Unique candidat africain en lice, il se distingue également par un profil atypique : il est le seul des quatre prétendants à n’avoir jamais occupé de fonction au sein de l’ONU, et sa candidature n’a pas été portée par son propre pays, mais par le Burundi.
Un discours axé sur la réforme et la gouvernance mondiale
Durant près de trois heures d’audition face aux représentants des 193 États membres, Macky Sall s’est présenté comme un « bâtisseur de ponts », mettant en avant une expérience politique de près de quarante ans au service des institutions publiques.
Il a défendu une vision ambitieuse d’une ONU profondément réformée, articulée autour de plusieurs priorités : le renforcement de la diplomatie préventive, la simplification des structures de l’organisation et une meilleure efficacité opérationnelle.
« Ce que je souhaite apporter à l’organisation, c’est une tradition d’échange avec les dirigeants africains, du G7 et du G20. J’ai appris à dialoguer, écouter, consulter, arbitrer et prendre des décisions difficiles », a-t-il déclaré, soulignant son expérience de gouvernance multilatérale.

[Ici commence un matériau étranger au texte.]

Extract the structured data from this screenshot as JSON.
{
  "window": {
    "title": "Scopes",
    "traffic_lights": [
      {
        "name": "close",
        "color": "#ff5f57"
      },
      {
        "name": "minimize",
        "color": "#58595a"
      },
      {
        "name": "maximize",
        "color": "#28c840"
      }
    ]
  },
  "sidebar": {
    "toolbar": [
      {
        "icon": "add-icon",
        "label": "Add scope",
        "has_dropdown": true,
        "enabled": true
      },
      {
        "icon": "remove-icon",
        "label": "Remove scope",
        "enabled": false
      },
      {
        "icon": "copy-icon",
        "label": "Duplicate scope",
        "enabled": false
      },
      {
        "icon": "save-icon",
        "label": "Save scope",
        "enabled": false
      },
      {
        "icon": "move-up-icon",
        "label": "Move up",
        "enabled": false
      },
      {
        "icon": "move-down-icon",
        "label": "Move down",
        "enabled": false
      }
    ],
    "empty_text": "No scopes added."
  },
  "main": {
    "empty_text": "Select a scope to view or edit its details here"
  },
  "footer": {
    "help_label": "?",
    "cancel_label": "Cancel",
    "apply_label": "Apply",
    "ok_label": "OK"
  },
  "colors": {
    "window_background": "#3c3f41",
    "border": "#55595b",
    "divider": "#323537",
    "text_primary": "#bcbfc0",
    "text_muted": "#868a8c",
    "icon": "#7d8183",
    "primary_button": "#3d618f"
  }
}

La question de la dette africaine au cœur des débats
Sur le plan économique, l’ancien président sénégalais a insisté sur la nécessité de traiter la question de la dette africaine dans un cadre global, impliquant à la fois les pays en développement et les économies avancées. Une approche qu’il juge indispensable pour rééquilibrer les relations financières internationales.
Une proposition d’équipe symbolique
Dans une démarche également politique, Macky Sall a annoncé que, s’il était élu, il choisirait une femme issue d’un pays du Nord comme adjointe, un signal fort en faveur de la diversité et de l’équilibre géographique au sein de la direction de l’ONU.
Fort de son parcours à la tête d’un État et de ses interactions avec les grandes instances internationales, Macky Sall met en avant sa capacité à naviguer entre les intérêts divergents des États membres.
Dans un contexte marqué par de fortes tensions géopolitiques et des appels à la réforme des institutions multilatérales, sa candidature s’inscrit dans une dynamique de transformation de l’ONU, entre continuité et rupture.